Radon is a naturally occurring gas that seeps out of rocks and soil. Radon comes from uranium that has been in the ground since the time the earth was formed, and the rate of radon seepage is very variable, partly because the amounts of uranium in the soil vary considerably. Radon flows from the soil into outdoor air and also into the air in homes from the movement of gases in the soil beneath homes. Outside air typically contains very low levels of radon, but it builds up to higher concentrations indoors when it is unable to disperse. Some underground mines, especially uranium mines, contain much higher levels of radon
Radon is known to be a radioactive gas that originates as a result of the decay of uranium under the ground. It has been pointed out that extended exposure to this gas can pose a serious threat to a person’s health.
Exposure to radon gas can often occur at home as well as in public buildings. This gas can enter the home as a result of the soil that is present beneath the home, the construction materials as well as water. Listed below are some of the health hazards of the exposure to radon gas.
Lung Scarring Effect Of Radon Gas Exposure
Exposure to Radon gas can result in the scarring of the lungs that often results in disorders such as pulmonary fibrosis and silicosis. When the lungs get damaged, the lung tissue hardens which results in the inability of the lungs to expand properly. The lung tissue, when healthy can easily expand, and is compared to a sea sponge.
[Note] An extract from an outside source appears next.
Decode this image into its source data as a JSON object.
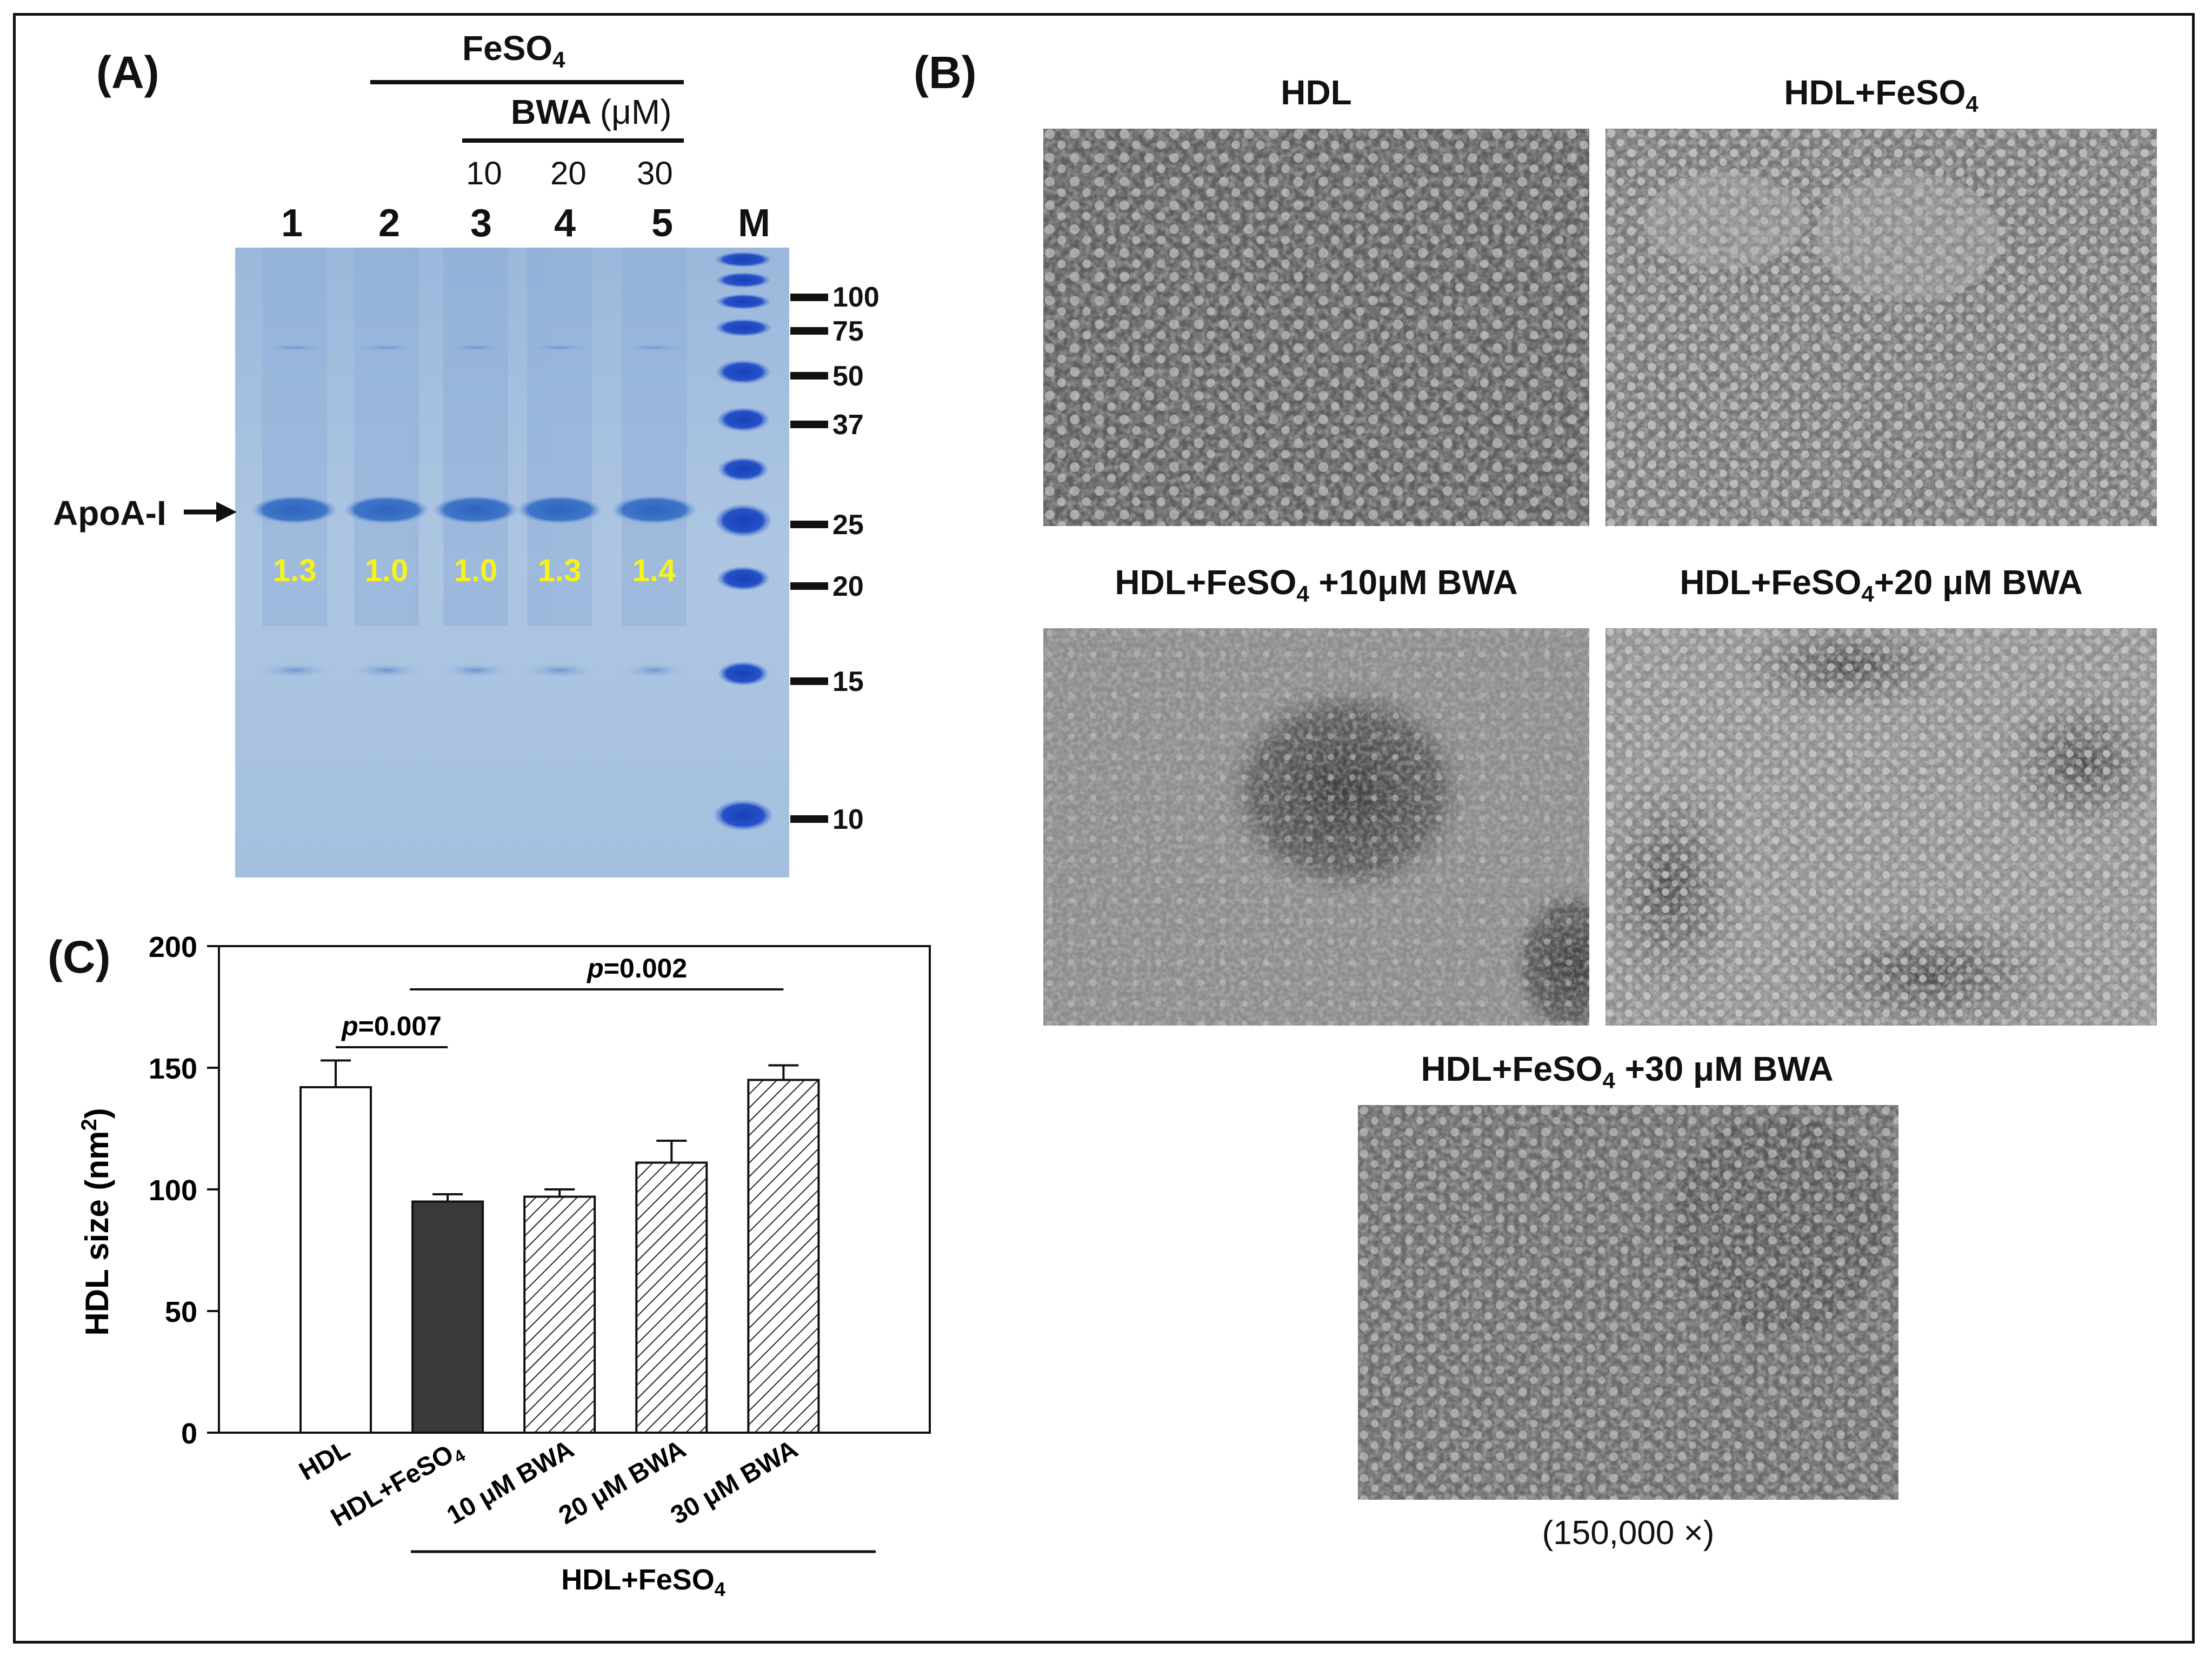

However, if the tissue is damaged, the inhaling of oxygen becomes difficult. It has been stated that shortness of breath and dry cough are the most common symptoms of this condition. The diseases which cause the hardening of the lung tissue cannot be reversed but progress continually with time. It can be treated to an extent by administering corticosteroids as well as other immune suppression therapies. However, if the person remains unresponsive to all these treatments, a lung transplant is the last option for the patient.
Emphysema Effect Of Radon Gas Exposure
Continuous exposure to the radon gas can result in the thickening of the lung tissue and emphysema as well. Emphysema is actually associated with the destruction of the air sacs of the lungs. There are several symptoms of this condition which may include shortness of breath, wheezing as well as coughing, which is known to worsen with time.
This condition can be treated with inhaled steroids as well as supplemental oxygen. Special care must be taken for a person suffering from this condition in conjunction with other conditions such as heart disease or diabetes, as it can result in the symptoms getting worse, if they have not been treated for this condition properly.
Lung Cancer Effect Of Radon Gas Exposure
According to several studies, it has been pointed out that radon is known to be the second leading cause oflung cancer. It has also been stated that an increase in the levels of radon in the home can increase a risk of a person developing lung cancer. If smoking is combined with the exposure to radon, the risk of developing this disease increases further.
Lung cancer, which is caused due to radon exposure, is known to kill 20,000 people each year. When the radon gas enters the lungs, the radon decay particles get deposited on the lungs before the gas is exhaled out again. The radioactive decay which takes place because of the deposited particles is known to cause lung cancer. This cancer is known to be one of the most serious kinds of cancer, which is associated with the lowest survival rates.